CHÁVEZ Y LA OPOSICIÓN: SIN SALIDA

CHÁVEZ Y LA OPOSICIÓN: SIN SALIDA

A pesar de las dudas que suscita y de sus rasgos caricaturescos, el episodio de los paramilitares detenidos en Venezuela es muy grave. Sugiere, nada menos, que si se siguen cerrando las salidas políticas para el conflicto entre el Gobierno y la oposición, se podría desatar un enfrentamiento violento.

13 de mayo 2004 , 12:00 a.m.

A pesar de las dudas que suscita y de sus rasgos caricaturescos, el episodio de los paramilitares detenidos en Venezuela es muy grave. Sugiere, nada menos, que si se siguen cerrando las salidas políticas para el conflicto entre el Gobierno y la oposición, se podría desatar un enfrentamiento violento.

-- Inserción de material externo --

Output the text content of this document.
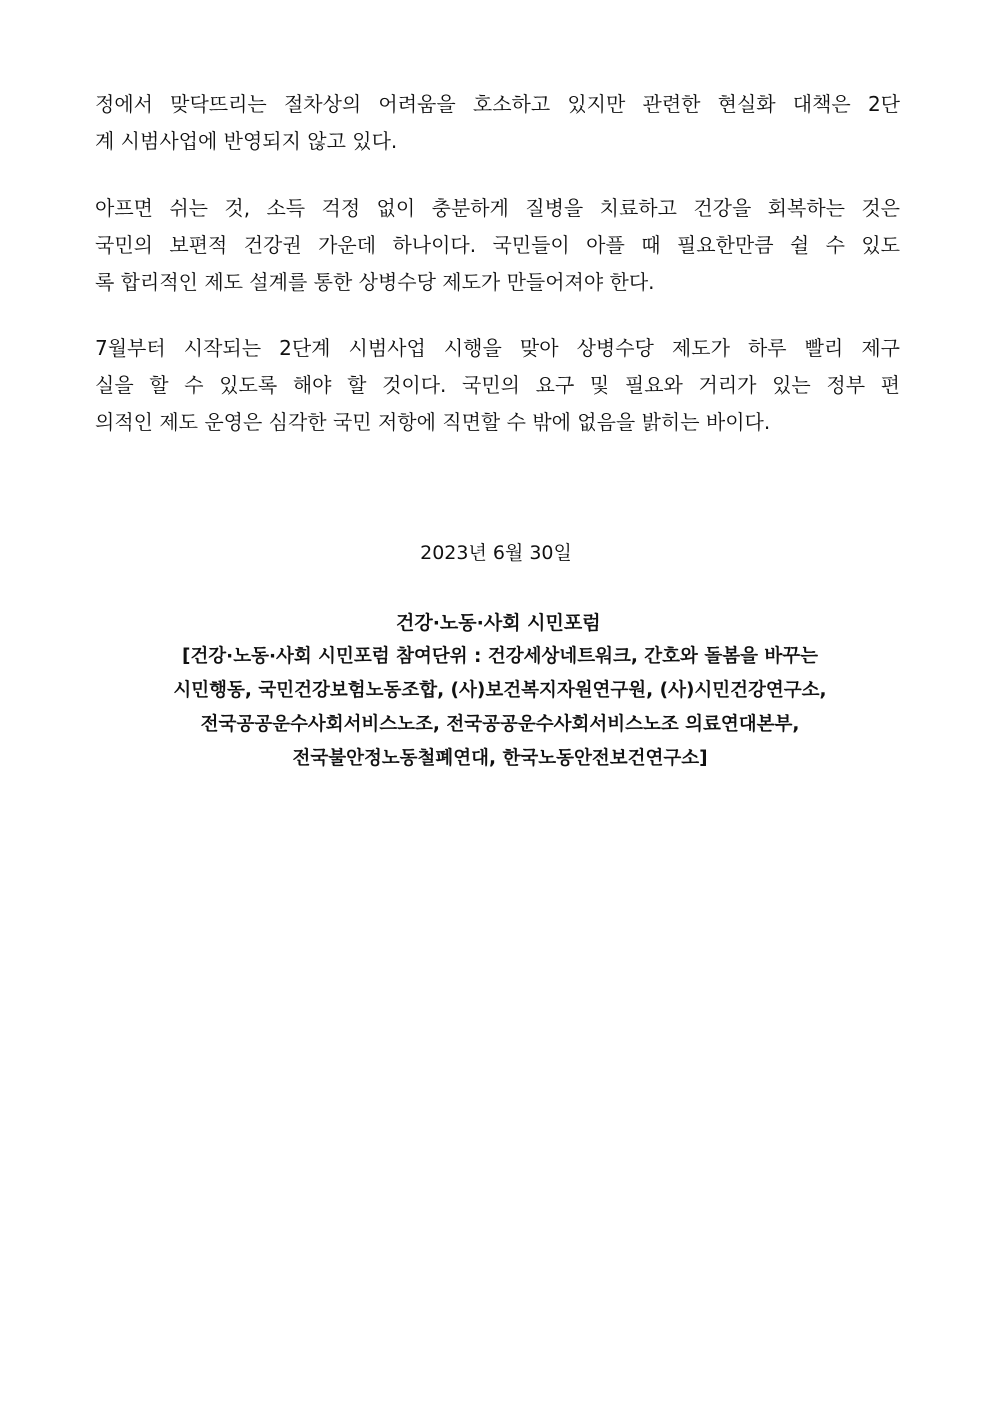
정에서 맞닥뜨리는 절차상의 어려움을 호소하고 있지만 관련한 현실화 대책은 2단
계 시범사업에 반영되지 않고 있다.
아프면 쉬는 것, 소득 걱정 없이 충분하게 질병을 치료하고 건강을 회복하는 것은
국민의 보편적 건강권 가운데 하나이다. 국민들이 아플 때 필요한만큼 쉴 수 있도
록 합리적인 제도 설계를 통한 상병수당 제도가 만들어져야 한다.
7월부터 시작되는 2단계 시범사업 시행을 맞아 상병수당 제도가 하루 빨리 제구
실을 할 수 있도록 해야 할 것이다. 국민의 요구 및 필요와 거리가 있는 정부 편
의적인 제도 운영은 심각한 국민 저항에 직면할 수 밖에 없음을 밝히는 바이다.
2023년 6월 30일
건강·노동·사회 시민포럼
[건강·노동·사회 시민포럼 참여단위 : 건강세상네트워크, 간호와 돌봄을 바꾸는
시민행동, 국민건강보험노동조합, (사)보건복지자원연구원, (사)시민건강연구소,
전국공공운수사회서비스노조, 전국공공운수사회서비스노조 의료연대본부,
전국불안정노동철폐연대, 한국노동안전보건연구소]
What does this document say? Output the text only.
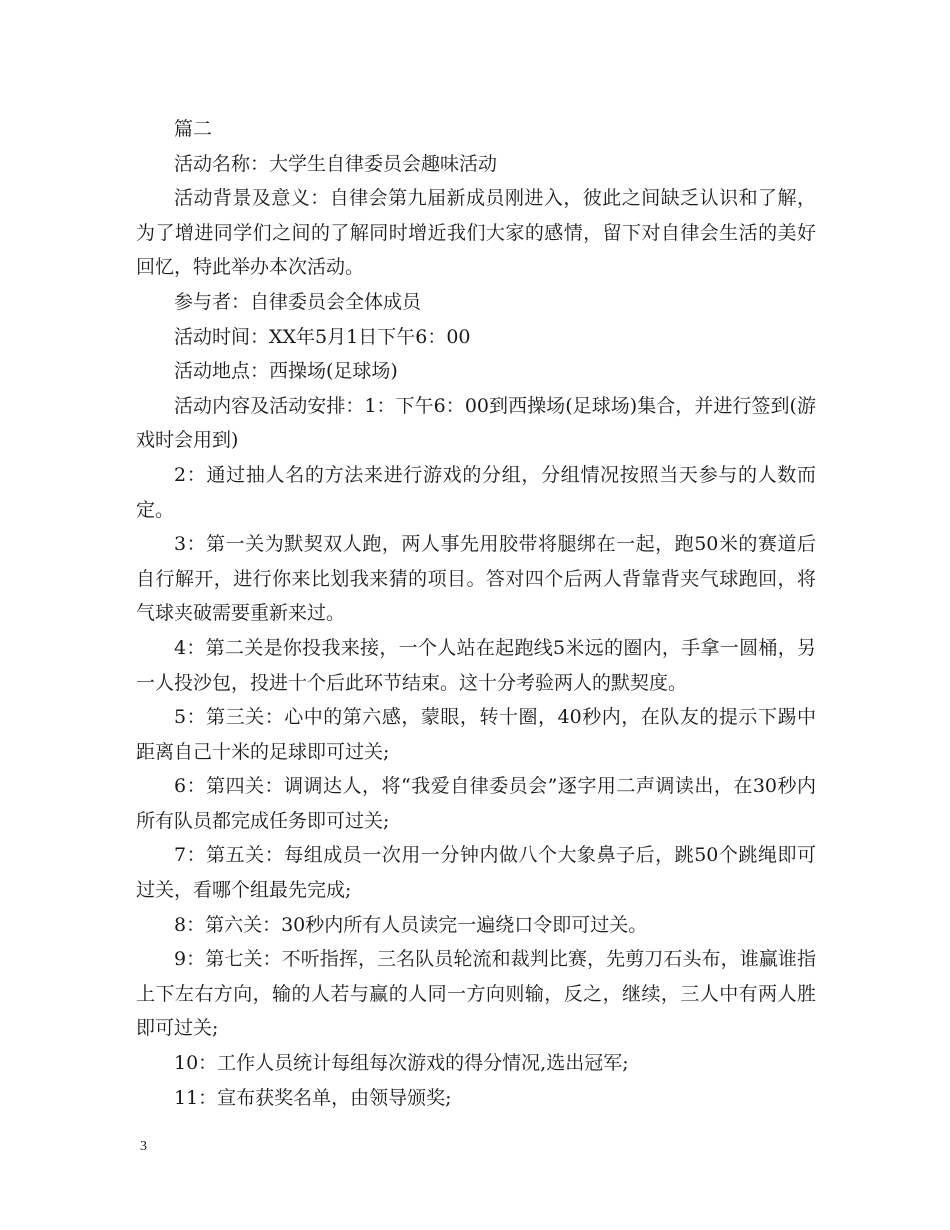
篇二

活动名称：大学生自律委员会趣味活动

活动背景及意义：自律会第九届新成员刚进入，彼此之间缺乏认识和了解，为了增进同学们之间的了解同时增近我们大家的感情，留下对自律会生活的美好回忆，特此举办本次活动。

参与者：自律委员会全体成员

活动时间：XX年5月1日下午6：00

活动地点：西操场(足球场)

活动内容及活动安排：1：下午6：00到西操场(足球场)集合，并进行签到(游戏时会用到)

2：通过抽人名的方法来进行游戏的分组，分组情况按照当天参与的人数而定。

3：第一关为默契双人跑，两人事先用胶带将腿绑在一起，跑50米的赛道后自行解开，进行你来比划我来猜的项目。答对四个后两人背靠背夹气球跑回，将气球夹破需要重新来过。

4：第二关是你投我来接，一个人站在起跑线5米远的圈内，手拿一圆桶，另一人投沙包，投进十个后此环节结束。这十分考验两人的默契度。

5：第三关：心中的第六感，蒙眼，转十圈，40秒内，在队友的提示下踢中距离自己十米的足球即可过关;

6：第四关：调调达人，将“我爱自律委员会”逐字用二声调读出，在30秒内所有队员都完成任务即可过关;

7：第五关：每组成员一次用一分钟内做八个大象鼻子后，跳50个跳绳即可过关，看哪个组最先完成;

8：第六关：30秒内所有人员读完一遍绕口令即可过关。

9：第七关：不听指挥，三名队员轮流和裁判比赛，先剪刀石头布，谁赢谁指上下左右方向，输的人若与赢的人同一方向则输，反之，继续，三人中有两人胜即可过关;

10：工作人员统计每组每次游戏的得分情况,选出冠军;

11：宣布获奖名单，由领导颁奖;

3
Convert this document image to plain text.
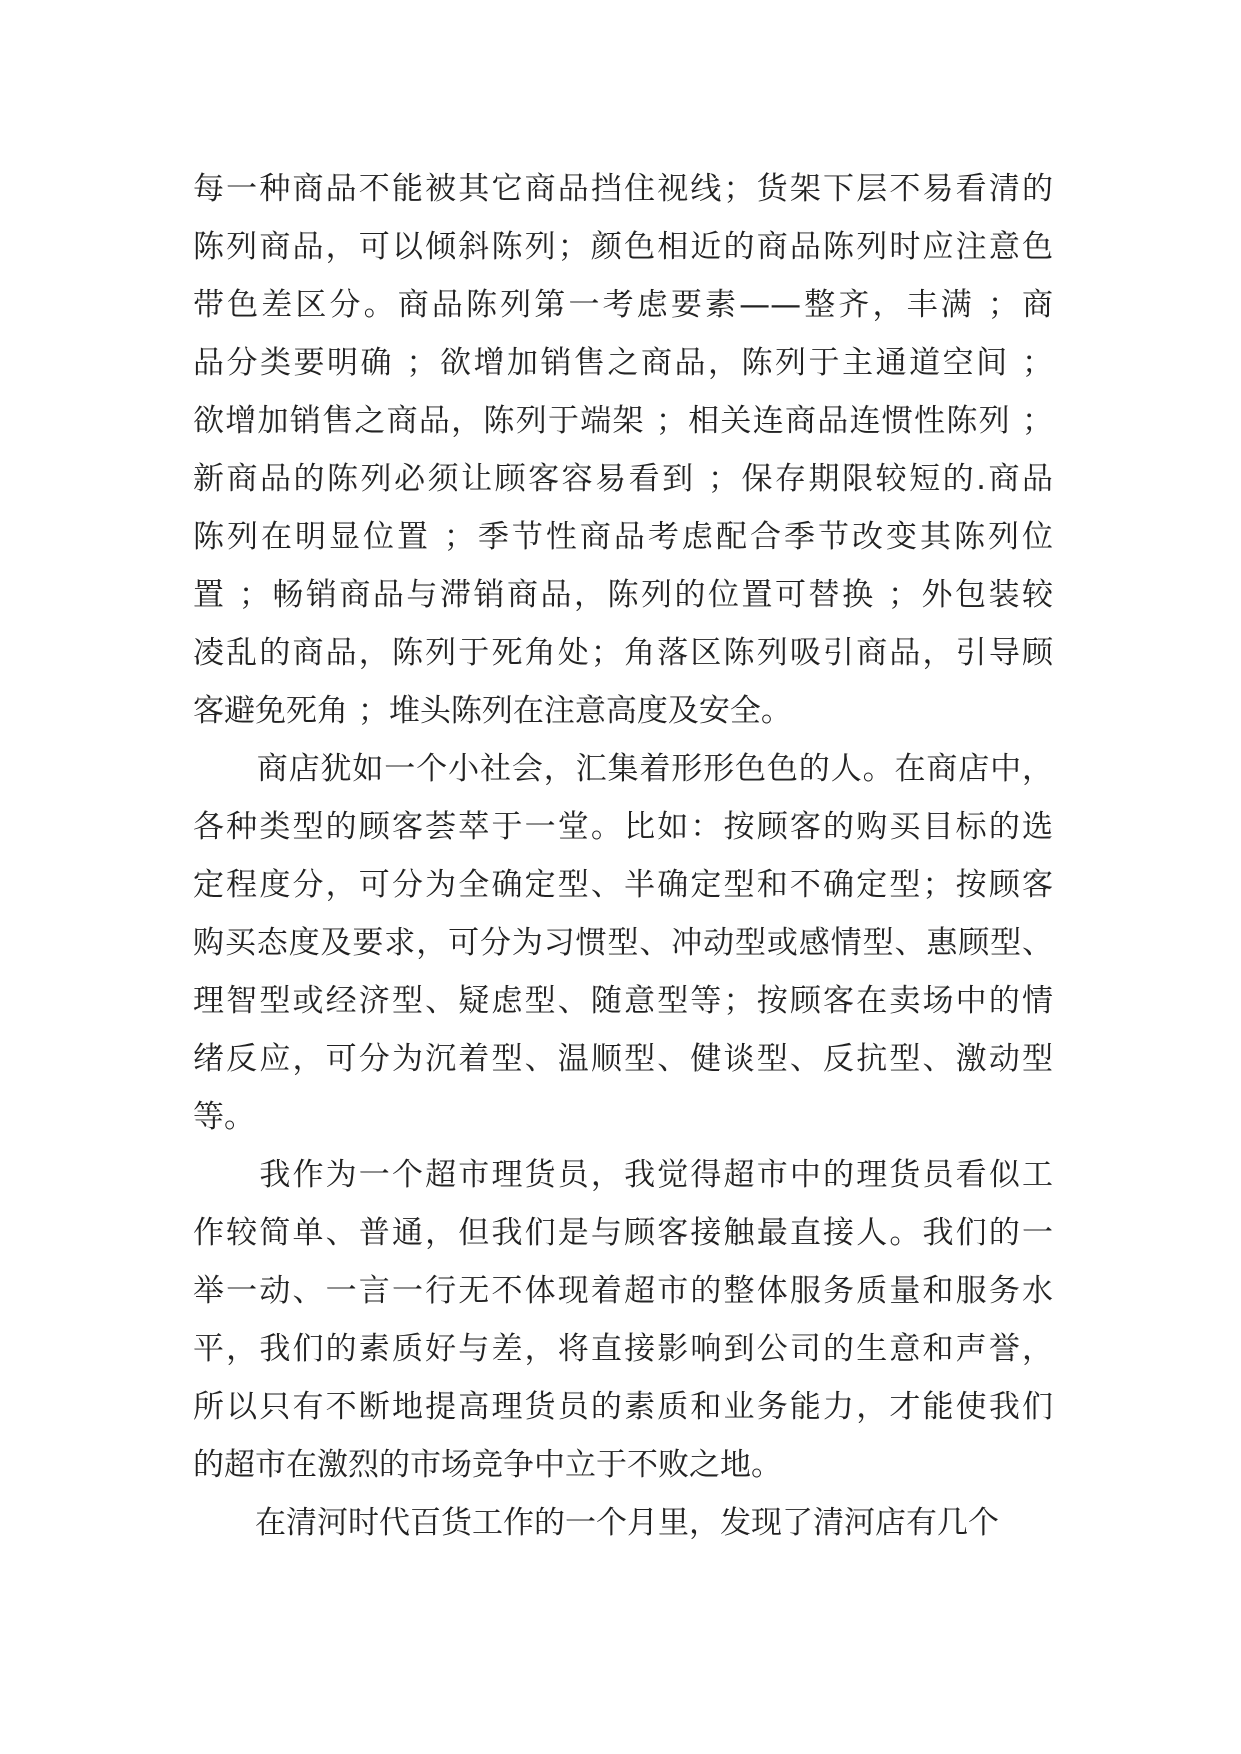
每一种商品不能被其它商品挡住视线；货架下层不易看清的
陈列商品，可以倾斜陈列；颜色相近的商品陈列时应注意色
带色差区分。商品陈列第一考虑要素——整齐，丰满 ；商
品分类要明确 ；欲增加销售之商品，陈列于主通道空间 ；
欲增加销售之商品，陈列于端架 ；相关连商品连惯性陈列 ；
新商品的陈列必须让顾客容易看到 ；保存期限较短的.商品
陈列在明显位置 ；季节性商品考虑配合季节改变其陈列位
置 ；畅销商品与滞销商品，陈列的位置可替换 ；外包装较
凌乱的商品，陈列于死角处；角落区陈列吸引商品，引导顾
客避免死角 ；堆头陈列在注意高度及安全。
　　商店犹如一个小社会，汇集着形形色色的人。在商店中，
各种类型的顾客荟萃于一堂。比如：按顾客的购买目标的选
定程度分，可分为全确定型、半确定型和不确定型；按顾客
购买态度及要求，可分为习惯型、冲动型或感情型、惠顾型、
理智型或经济型、疑虑型、随意型等；按顾客在卖场中的情
绪反应，可分为沉着型、温顺型、健谈型、反抗型、激动型
等。
　　我作为一个超市理货员，我觉得超市中的理货员看似工
作较简单、普通，但我们是与顾客接触最直接人。我们的一
举一动、一言一行无不体现着超市的整体服务质量和服务水
平，我们的素质好与差，将直接影响到公司的生意和声誉，
所以只有不断地提高理货员的素质和业务能力，才能使我们
的超市在激烈的市场竞争中立于不败之地。
　　在清河时代百货工作的一个月里，发现了清河店有几个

Es lo que han previsto varios analistas y constituye la tesis de un documento que acaba de publicar el International Crisis Group (influyente organización multilateral que busca prevenir conflictos), bajo un elocuente título que se pregunta: Hacia una guerra civil? . En la medida en que el referendo revocatorio ha perdido credibilidad por sus demoras y reparos -muchos estimulados por el Gobierno-, la idea de que no es posible salir de Chávez por medios institucionales tiende a tomar fuerza en la oposición, con todo y su equivocado corolario: todo vale para sacarlo del poder.

El fantasma de la violencia ya se había manifestado: civiles muertos y heridos en momentos dramáticos como el golpe ( vacío de poder , diría la oposición) del 11 de abril del 2002, o en los enfrentamientos causados por protestas contra el Gobierno a comienzos de marzo pasado, en plenas calles de Caracas, cuando se llevaba a cabo la cumbre presidencial del Grupo de los 15. Señales de una polarización que algunos comparan con la de Nicaragua en la guerra civil, o la de Chile en el gobierno de Allende.

La esperanza que suscitó el Acuerdo contra la violencia, por la paz y la democracia a comienzos del año pasado -promovido por la OEA, el Centro Carter y el PNUD- se ha ido diluyendo. El núcleo estaba constituido por el compromiso de respetar las normas constitucionales que permiten hacer un referendo revocatorio del mandato presidencial. Pero el trámite laberíntico, la ausencia de reglas y la evidente manipulación del Gobierno colocaron esta figura al borde del abismo. El último cronograma del Consejo Nacional Electoral establece que a finales de este mes se revisen 1 190.000 firmas que tienen problemas, y si 520.000 de ellas resultan válidas, se realizaría la consulta el 8 de agosto. Basta un empujoncito para llegar al 19, fecha en la cual un resultado adverso a Chávez no implica la convocatoria de elecciones sino la posesión del Vicepresidente.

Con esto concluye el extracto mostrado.